Von Manuel Priego Thimmel

FRANKFURT (Dow Jones)--Der DAX ist scheinbar nicht zu halten. Nach Kursgewinnen von 1.000 Punkten seit Jahresbeginn ist der Index reif für eine Korrektur. Ob es dazu kommt, dürfte vom Verlauf der gerade beginnenden Berichtssaison für das vierte Quartal abhängen. Genauso wichtig wie die Geschäftszahlen werden die Ausblicke der Unternehmen sein. Spannend wird, ob die Sorge der Volkswirte vor einer aufziehenden Rezession von den Unternehmen geteilt wird. Technisch betrachtet würde dem DAX eine Korrektur nach der Rally gut tun. Diese sollte verhalten ausfallen - die langfristigen Aussichten bleiben günstig.

Hauptreiber an den Börsen sind die nachlassenden Inflationsängste der Anleger. Die jüngsten US-Verbraucherpreise haben unterstrichen, dass der Inflationsgipfel überschritten worden ist. Die Inflation ging im Dezember auf plus 6,5 Prozent nach 7,1 Prozent zurück und fiel damit auf den niedrigsten Stand seit mehr als einem Jahr. Für die Anleger interessant sind dabei vor allem die möglichen Folgen für die Geldpolitik. Nach dem erneut deutlichen Rückgang der Inflationsrate stehen laut QC Partners die Chancen gut, dass die Fed ihr Zinstempo schon ab der kommenden Sitzung Anfang Februar auf 25 Basispunkte drosseln wird. Damit würde die US-Notenbank nach sechs großen Schritten in Serie wieder zum als normal geltenden Tempo zurückkehren.


   Im DAX sind keine Rezessionsspuren erkennbar 

Die Frage ist nun, was das für das Wirtschaftswachstum bedeutet. "Noch ist sie nicht da, aber die Meinung unter den Ökonomen hält sich hartnäckig, dass sich in diesem Jahr in den USA und der Eurozone entweder eine Rezession oder zumindest mal eine deutliche wirtschaftliche Verlangsamung im Wirtschaftswachstum einstellt.
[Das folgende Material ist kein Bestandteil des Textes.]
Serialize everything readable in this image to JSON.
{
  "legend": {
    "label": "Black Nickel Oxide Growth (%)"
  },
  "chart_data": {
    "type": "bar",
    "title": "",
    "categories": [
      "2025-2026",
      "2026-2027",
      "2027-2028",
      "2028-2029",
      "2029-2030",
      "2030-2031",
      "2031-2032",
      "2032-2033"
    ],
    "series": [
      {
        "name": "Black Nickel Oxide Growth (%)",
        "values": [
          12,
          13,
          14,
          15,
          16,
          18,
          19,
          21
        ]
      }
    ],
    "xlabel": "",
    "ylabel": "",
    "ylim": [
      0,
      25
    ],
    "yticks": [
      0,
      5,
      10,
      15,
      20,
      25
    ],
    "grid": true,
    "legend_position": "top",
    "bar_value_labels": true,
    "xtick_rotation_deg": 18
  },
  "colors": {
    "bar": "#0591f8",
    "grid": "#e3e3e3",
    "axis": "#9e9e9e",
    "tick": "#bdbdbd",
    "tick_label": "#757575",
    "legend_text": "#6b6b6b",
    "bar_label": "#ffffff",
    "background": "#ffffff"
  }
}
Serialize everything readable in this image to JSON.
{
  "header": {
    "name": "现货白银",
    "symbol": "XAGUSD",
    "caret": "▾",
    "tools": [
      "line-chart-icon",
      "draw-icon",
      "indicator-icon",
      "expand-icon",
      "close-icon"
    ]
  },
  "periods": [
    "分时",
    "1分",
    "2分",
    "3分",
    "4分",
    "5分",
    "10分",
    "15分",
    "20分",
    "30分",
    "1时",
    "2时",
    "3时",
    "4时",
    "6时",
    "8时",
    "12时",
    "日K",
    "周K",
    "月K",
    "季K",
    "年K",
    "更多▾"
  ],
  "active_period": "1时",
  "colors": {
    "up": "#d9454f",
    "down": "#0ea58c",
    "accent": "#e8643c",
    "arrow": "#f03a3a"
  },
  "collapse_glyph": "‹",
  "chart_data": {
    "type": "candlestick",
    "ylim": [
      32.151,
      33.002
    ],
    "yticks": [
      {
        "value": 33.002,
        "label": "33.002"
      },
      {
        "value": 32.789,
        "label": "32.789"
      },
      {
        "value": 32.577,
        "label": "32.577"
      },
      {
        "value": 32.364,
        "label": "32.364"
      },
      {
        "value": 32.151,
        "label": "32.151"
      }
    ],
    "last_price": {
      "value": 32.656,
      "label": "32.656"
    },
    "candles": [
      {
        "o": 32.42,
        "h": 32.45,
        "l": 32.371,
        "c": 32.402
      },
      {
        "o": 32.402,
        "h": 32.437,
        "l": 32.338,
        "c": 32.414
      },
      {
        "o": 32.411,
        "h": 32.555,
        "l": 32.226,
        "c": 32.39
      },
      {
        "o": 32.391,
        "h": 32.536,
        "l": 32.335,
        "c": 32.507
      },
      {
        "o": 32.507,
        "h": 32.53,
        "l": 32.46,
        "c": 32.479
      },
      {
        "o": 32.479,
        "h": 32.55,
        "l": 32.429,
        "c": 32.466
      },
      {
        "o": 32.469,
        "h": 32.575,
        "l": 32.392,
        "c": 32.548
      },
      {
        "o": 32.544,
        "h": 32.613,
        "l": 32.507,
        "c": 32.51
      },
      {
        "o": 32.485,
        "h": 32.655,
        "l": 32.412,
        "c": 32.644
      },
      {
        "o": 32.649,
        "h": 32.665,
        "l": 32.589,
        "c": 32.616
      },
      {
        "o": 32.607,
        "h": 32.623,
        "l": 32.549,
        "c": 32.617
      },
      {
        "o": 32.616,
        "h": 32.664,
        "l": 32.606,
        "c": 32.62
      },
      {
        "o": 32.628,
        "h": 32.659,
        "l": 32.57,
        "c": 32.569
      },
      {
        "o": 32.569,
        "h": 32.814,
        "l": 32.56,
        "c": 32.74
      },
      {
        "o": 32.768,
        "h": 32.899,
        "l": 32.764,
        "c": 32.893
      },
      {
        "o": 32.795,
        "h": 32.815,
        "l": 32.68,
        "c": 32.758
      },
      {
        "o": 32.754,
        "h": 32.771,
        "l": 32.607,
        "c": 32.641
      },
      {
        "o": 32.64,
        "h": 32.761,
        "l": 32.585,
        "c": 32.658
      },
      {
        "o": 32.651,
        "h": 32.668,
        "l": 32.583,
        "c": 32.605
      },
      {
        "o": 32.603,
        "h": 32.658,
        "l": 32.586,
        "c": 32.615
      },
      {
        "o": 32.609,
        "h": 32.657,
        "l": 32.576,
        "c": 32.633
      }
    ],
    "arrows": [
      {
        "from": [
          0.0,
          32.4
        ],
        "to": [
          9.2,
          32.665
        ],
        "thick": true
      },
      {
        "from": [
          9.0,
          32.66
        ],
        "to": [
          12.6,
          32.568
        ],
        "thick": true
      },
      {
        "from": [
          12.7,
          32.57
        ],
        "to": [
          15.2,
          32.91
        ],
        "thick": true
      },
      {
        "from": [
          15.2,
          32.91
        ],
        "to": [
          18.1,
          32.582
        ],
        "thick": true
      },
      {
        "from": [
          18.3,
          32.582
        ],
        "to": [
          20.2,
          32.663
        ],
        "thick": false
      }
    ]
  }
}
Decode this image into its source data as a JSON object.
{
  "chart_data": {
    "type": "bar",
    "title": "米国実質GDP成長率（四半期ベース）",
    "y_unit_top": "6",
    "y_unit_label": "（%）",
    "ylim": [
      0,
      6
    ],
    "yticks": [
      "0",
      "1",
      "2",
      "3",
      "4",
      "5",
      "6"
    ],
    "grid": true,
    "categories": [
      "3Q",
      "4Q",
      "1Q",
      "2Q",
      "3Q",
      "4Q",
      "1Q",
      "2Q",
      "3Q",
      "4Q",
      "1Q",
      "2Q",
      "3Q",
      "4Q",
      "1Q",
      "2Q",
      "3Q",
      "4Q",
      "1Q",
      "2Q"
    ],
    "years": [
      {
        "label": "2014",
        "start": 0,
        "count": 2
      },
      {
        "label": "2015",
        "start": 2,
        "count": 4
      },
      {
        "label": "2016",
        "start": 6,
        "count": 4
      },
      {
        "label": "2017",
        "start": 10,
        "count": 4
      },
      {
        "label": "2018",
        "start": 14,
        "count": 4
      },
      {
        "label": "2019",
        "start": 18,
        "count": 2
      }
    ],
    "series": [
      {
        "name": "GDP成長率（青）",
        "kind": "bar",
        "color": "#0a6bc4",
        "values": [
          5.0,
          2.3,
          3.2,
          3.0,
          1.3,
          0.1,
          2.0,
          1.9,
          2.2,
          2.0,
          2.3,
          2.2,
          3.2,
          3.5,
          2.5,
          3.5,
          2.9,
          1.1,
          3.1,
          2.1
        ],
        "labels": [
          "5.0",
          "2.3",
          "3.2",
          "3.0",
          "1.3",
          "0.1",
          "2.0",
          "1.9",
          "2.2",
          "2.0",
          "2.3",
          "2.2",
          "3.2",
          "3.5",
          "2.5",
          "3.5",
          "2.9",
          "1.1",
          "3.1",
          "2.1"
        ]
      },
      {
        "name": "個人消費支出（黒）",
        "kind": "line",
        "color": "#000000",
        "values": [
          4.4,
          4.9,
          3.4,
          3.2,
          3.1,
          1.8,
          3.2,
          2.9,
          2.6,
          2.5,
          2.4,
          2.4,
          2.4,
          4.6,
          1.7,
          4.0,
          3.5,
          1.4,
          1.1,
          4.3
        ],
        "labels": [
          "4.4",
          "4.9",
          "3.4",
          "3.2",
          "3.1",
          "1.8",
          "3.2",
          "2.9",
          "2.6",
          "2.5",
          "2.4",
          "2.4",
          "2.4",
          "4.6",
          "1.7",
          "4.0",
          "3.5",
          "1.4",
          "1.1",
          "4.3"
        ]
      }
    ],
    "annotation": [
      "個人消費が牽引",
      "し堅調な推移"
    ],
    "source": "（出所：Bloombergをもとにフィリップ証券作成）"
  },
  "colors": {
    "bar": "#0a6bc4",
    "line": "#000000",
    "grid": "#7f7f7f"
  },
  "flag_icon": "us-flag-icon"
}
Die Börse spricht seit dem Jahreswechsel allerdings eine andere Sprache", sagt CMC. Schaue man auf den DAX, sei keine Spur von Rezessionssorgen erkennbar. Um diese Diskrepanz aufzulösen, könnte die Berichtsaison für das letzte Quartal 2022 eine interessante Perspektive liefern, wie denn die Unternehmen ihre wirtschaftliche Zukunft sehen, heißt es weiter.

Noch halten viele Anleger die aktuellen Gewinnerwartungen für zu hoch und befürchten, dass diese Bilanzperiode zu einer deutlichen Senkung der Prognosen führen wird. Für das vierte Quartal wird laut CMC für die Unternehmen im S&P-500 ein Gewinnrückgang von 7,3 Prozent bei einem Umsatzanstieg von vier Prozent erwartet. Ohne den starken positiven Beitrag des Energiesektors sollte der Rest sogar ein Rückgang um gut elf Prozent hinnehmen müssen. Für den Blick in die Zukunft sei allerdings nicht so sehr das aktuelle Gewinnwachstum oder der Anteil der Unternehmen, die die Konsensschätzungen übertreffen, entscheidend. Vielmehr gehe es darum, was diese Ergebnisse für die kommenden Quartale aussagten, heißt es. Es gehe also wieder einmal um den Ausblick.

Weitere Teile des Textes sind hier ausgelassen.